= Lead Finder =

Computational chemistry application

Lead Finder is a computational chemistry tool designed for modelling protein-ligand interactions. It is used for conducting molecular docking studies and quantitatively assessing ligand binding and biological activity. It offers free access to users in commercial, academic, or other settings.

==About==
The original docking algorithm integrated into Lead Finder can be tailored for either quick but less accurate virtual screening applications or slower but more in-depth analyses.

Lead Finder is used by computational and medicinal chemists for drug discovery, as well as pharmacologists and toxicologists involved in in silico assessment of ADME-Tox properties. Additionally, it is used by biochemists and enzymologists working on modelling protein-ligand interactions, enzyme specificity, and rational enzyme design. Lead Finder's specialization in ligand docking and binding energy estimation is a result of its advanced docking algorithm and the precision with which it represents protein-ligand interactions.

==Docking algorithm==
From a mathematical perspective, ligand docking involves modelling a multidimensional surface that describes the free energy associated with protein-ligand binding. This surface can be highly complex, with ligands possessing as many as 15-20 degrees of freedom, such as freely rotatable bonds.
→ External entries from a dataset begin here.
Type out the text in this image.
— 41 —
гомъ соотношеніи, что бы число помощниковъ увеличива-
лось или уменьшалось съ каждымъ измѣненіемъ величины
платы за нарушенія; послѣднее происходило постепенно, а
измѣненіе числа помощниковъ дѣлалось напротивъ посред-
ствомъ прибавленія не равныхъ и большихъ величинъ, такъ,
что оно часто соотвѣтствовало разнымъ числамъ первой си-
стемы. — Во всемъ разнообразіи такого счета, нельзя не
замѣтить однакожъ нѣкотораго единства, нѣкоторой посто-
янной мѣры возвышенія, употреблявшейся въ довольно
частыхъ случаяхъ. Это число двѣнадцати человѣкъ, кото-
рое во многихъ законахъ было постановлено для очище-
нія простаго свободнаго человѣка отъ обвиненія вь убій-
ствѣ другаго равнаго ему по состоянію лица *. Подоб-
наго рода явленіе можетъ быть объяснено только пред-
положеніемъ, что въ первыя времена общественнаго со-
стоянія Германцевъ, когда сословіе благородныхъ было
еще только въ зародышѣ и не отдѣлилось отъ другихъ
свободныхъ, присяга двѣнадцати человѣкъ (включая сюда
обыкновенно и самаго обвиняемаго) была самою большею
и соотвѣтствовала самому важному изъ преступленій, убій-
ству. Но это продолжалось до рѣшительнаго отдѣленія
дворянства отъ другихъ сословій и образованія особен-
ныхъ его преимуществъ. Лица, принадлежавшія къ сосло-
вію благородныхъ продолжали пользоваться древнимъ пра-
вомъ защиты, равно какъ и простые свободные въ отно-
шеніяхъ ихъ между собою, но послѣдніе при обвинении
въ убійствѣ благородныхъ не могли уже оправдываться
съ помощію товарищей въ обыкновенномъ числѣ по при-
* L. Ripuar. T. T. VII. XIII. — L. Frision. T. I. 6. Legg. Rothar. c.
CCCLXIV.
Lead Finder's approach combines genetic algorithm search, local optimization techniques, and knowledge gathered during the search process.

==Scoring function==
The Lead Finder scoring function represents protein-ligand interactions more precisely. The scoring function's model considers various types of molecular interactions.

In this scoring function, individual energy contributions are carefully adjusted with empirically derived coefficients tailored to objectives. Such as the prediction of binding energies, the ranking of energy for docked ligand poses, and the ordering of active and inactive compounds during virtual screening experiments. To achieve these goals, Lead Finder employs three types of scoring functions, based on the same set of energy contributions but with different sets of energy-scaling coefficients.

==Docking success rate==
Docking success rate was benchmarked as a percentage of correctly docked ligands for a set of protein-ligand complexes extracted from PDB. Results showed root mean squared deviations of 2 Å or less for 80-96% of the structures in the respective test sets (FlexX, Glide SP, Glide XP, Gold, LigandFit, MolDock, Surflex).